Bali has undergone rapid development in the last 20 years focusing on tourism. Kuta, Legian and Seminyak have seen tremendous growth and now other parts of the island are seeing that too.
One area of Bali that has long been popular with surfers is the Bukit (hill) peninsula at the southern end of the island. This limestone plateau has Uluwatu on the western end and Nusa Dua on the eastern, with not much in the middle.
Outside of Nusa Dua the biggest construction project is GWK (Mandala Garuda Wisnu Kencana), the cultural park carved out of the limestone rock. To get to GWK from Kuta, you go to the roundabout at Simpang Siur and headed for Nusa Dua. After 15 minutes, take the right turn to Uluwatu and follow Jl. Uluwatu up the hill, eventually coming to GWK on the left side. Don’t worry you won’t miss it, there is a huge driveway and massive sign.

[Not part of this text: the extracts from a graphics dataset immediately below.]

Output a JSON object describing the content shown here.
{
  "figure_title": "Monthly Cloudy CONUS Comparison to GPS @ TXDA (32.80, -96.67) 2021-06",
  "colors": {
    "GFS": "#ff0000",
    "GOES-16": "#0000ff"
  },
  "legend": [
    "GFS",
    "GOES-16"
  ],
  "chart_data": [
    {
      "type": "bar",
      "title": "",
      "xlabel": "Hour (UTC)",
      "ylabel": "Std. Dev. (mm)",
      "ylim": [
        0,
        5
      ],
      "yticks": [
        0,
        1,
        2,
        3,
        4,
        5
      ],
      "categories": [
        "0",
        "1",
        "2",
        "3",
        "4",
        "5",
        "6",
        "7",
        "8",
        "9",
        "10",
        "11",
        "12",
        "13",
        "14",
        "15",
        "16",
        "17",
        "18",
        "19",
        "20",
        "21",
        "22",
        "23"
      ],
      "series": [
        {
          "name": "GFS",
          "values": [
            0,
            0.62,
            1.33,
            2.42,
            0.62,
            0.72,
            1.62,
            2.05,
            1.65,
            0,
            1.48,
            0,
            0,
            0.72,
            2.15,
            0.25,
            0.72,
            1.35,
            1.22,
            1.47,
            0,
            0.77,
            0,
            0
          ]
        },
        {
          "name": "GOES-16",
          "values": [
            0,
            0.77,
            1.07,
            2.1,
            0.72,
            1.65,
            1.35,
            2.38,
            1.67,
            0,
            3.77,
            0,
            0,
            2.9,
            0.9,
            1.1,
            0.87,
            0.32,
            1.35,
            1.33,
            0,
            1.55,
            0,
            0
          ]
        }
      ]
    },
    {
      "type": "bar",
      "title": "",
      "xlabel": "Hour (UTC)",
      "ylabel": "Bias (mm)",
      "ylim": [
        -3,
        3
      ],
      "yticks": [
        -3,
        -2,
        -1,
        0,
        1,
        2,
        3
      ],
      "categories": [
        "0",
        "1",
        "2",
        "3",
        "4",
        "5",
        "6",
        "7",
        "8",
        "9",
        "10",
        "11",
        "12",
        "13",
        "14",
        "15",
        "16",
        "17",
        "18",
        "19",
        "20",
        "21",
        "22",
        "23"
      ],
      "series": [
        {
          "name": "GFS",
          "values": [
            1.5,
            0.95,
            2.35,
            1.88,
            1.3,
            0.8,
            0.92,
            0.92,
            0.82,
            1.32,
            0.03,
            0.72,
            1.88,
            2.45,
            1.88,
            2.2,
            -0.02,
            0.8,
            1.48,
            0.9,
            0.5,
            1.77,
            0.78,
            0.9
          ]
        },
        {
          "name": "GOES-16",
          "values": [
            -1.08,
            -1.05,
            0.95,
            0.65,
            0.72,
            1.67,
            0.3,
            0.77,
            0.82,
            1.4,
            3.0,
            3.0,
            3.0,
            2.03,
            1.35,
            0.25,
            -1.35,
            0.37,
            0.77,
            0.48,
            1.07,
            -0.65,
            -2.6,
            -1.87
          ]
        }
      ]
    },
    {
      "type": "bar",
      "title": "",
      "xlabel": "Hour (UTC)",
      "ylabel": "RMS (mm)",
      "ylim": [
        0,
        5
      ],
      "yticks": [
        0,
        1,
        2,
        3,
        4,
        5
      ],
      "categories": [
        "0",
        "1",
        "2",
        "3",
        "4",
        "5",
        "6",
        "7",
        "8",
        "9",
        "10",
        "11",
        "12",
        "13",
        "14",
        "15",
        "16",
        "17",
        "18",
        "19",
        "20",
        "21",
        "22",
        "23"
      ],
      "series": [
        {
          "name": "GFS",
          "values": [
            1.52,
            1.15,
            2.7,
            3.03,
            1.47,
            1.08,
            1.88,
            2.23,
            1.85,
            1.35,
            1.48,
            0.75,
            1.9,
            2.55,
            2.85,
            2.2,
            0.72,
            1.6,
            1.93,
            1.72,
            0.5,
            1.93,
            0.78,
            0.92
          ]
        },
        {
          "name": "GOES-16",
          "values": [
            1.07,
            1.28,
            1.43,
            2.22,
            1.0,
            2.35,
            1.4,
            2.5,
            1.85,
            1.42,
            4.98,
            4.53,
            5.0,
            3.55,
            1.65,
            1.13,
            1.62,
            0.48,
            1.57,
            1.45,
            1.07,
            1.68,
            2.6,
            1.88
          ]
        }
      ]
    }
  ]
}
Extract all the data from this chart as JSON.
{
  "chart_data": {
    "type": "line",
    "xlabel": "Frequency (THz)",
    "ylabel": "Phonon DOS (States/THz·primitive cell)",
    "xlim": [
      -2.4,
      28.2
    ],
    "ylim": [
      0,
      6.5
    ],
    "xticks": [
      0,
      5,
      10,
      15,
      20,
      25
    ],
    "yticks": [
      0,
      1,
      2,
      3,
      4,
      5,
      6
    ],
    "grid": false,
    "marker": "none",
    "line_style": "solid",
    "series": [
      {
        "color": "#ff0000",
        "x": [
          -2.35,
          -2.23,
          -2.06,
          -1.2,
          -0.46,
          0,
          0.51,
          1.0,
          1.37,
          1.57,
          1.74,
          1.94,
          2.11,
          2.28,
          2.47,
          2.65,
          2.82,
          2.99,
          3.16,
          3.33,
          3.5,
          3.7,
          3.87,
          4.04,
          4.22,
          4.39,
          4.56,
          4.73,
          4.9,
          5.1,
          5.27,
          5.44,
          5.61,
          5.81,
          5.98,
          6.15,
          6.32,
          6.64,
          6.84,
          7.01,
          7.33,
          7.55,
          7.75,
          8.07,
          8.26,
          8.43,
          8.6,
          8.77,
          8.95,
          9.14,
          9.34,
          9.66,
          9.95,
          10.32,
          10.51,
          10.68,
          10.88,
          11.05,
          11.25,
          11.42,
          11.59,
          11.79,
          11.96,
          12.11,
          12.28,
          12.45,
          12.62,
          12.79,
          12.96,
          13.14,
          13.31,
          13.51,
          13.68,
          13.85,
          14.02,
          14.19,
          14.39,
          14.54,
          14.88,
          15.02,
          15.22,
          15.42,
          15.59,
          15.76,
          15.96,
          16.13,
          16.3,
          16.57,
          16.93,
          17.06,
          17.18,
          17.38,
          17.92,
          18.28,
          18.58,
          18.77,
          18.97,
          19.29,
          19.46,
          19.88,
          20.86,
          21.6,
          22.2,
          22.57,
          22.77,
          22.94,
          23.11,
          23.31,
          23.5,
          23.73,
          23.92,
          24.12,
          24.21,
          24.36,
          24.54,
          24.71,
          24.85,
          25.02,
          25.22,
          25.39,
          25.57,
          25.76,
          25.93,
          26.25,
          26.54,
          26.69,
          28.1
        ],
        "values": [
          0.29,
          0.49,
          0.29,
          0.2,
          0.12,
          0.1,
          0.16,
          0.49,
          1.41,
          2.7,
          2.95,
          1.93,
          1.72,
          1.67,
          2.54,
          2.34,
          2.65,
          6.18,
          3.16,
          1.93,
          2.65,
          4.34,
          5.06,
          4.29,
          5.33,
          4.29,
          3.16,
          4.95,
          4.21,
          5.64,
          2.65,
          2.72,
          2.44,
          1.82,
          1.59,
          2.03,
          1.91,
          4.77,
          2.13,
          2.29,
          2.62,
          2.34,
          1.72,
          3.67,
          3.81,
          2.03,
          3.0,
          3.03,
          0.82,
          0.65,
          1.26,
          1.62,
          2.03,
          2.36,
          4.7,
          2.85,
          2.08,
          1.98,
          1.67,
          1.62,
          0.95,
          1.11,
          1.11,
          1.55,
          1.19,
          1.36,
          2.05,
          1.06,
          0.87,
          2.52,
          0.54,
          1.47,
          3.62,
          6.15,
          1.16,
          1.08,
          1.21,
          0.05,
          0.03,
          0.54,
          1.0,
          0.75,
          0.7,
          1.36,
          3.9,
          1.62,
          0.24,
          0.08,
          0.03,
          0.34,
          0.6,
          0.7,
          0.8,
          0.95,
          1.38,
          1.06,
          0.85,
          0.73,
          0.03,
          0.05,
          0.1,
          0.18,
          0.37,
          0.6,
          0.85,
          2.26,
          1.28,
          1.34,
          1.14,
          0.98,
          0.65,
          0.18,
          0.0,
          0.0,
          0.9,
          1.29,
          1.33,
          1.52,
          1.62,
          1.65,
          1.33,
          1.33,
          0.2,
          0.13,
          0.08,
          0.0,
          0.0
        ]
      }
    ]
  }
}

GWK was conceived to be a cultural center / events park and is privately funded. The 2002 bombing affected the pace of construction.
Arriving at the small ticket booth in the parking lot, you pay 15,000rp and received my ticket. This entitles you to stroll around, view the statue of Vishnu, the Hindu God who is the protector (part of the Hindu trinity Brahma the Creator, Vishnu the Preserver and Shiva the Destroyer), the statue of half man half bird Garuda and the other points of interest including the art museum, open air stage and amphitheater.
Walking up the hill, you can check out the view, it’s great! You can see Kuta Beach, the bottleneck of Jimbaran and over to Nusa Dua and Benoa. A little ways further, you come to DeMiMiDi restaurant a pretty swish looking place with a great view. The food was international and main courses were running about 60,000-70,000rp.
DOWNLOAD OUR TRAVEL GUIDES
Continuing on, you ascend some stairs, and see the head and shoulders of the Vishnu statue which is currently 23 meters high. The plan for GWK was to have a 146 meter gold plated Wisnu riding his winging chariot Garuda and have the whole thing on top of an 11 storey entertainment complex.
The planners of GWK envisioned arriving airline passengers, would view the landmark as a warm greeting to Bali. Unfortunately not everyone is over the moon about it. Religious Balinese, sometimes complain that this massive statue, will disrupt the natural balance in Bali, as it tries to compete with the highest spot, Gunung Agung. Also the purely commercial nature, does not feel right to some people.
Walking around GWK, which toakes altogether 1 hour, including stopping for a drink and viewing art, you will be impressed at the size of the place, and the effort that had been put in. There is a weird kind of atmosphere with this place, almost like its waiting to be a Disneyland of some kind, but hasn’t got it together yet. Walking through the open air stage section, you think, ‘Wow, what an awesome place to have a concert.’ (Michelle Leslie knows all about that) Across the way, you can meandere down alleys, created by cutting chunks of the limestone away. There’s no limit to what they could build at GWK, with the newly exposed areas offering more space.
The art museum is located close to a small shop selling drinks. The museum features local contemporary works of art. Nothing too special in there, and it seems a bit bare. Entrance is free. There are couple of souvenir shops too.
For evening visitors a kecak dance is performed on Tuesdays and Thursdays admission $5.I think that in future, this place will be a thriving business, the location is too good for it not to be. I can see concerts and performances being a regular thing, and the growing number of foreigners building houses in Jimbaran and on the Bukit will help support this.
•What is GWK?
A cultural / entertainment park
•Where is GWK?
•How far is it from Kuta?
•Best time to go?
Any time is good for a look around. Great place for concert.
•When it is open?
GWK is open daily from 8am – 10pm.
•Who would GWK be good for?
People exploring the Bukit and wanting something different / a pit stop for food. People who want to see a concert in a really cool lpace.
•Who would GWK not be good for?
People who like lively places. People who need a ton of stuff to buy / browse. People who don’t like leaving the Kuta area.
Parking, toilets, restaurant, gift shop.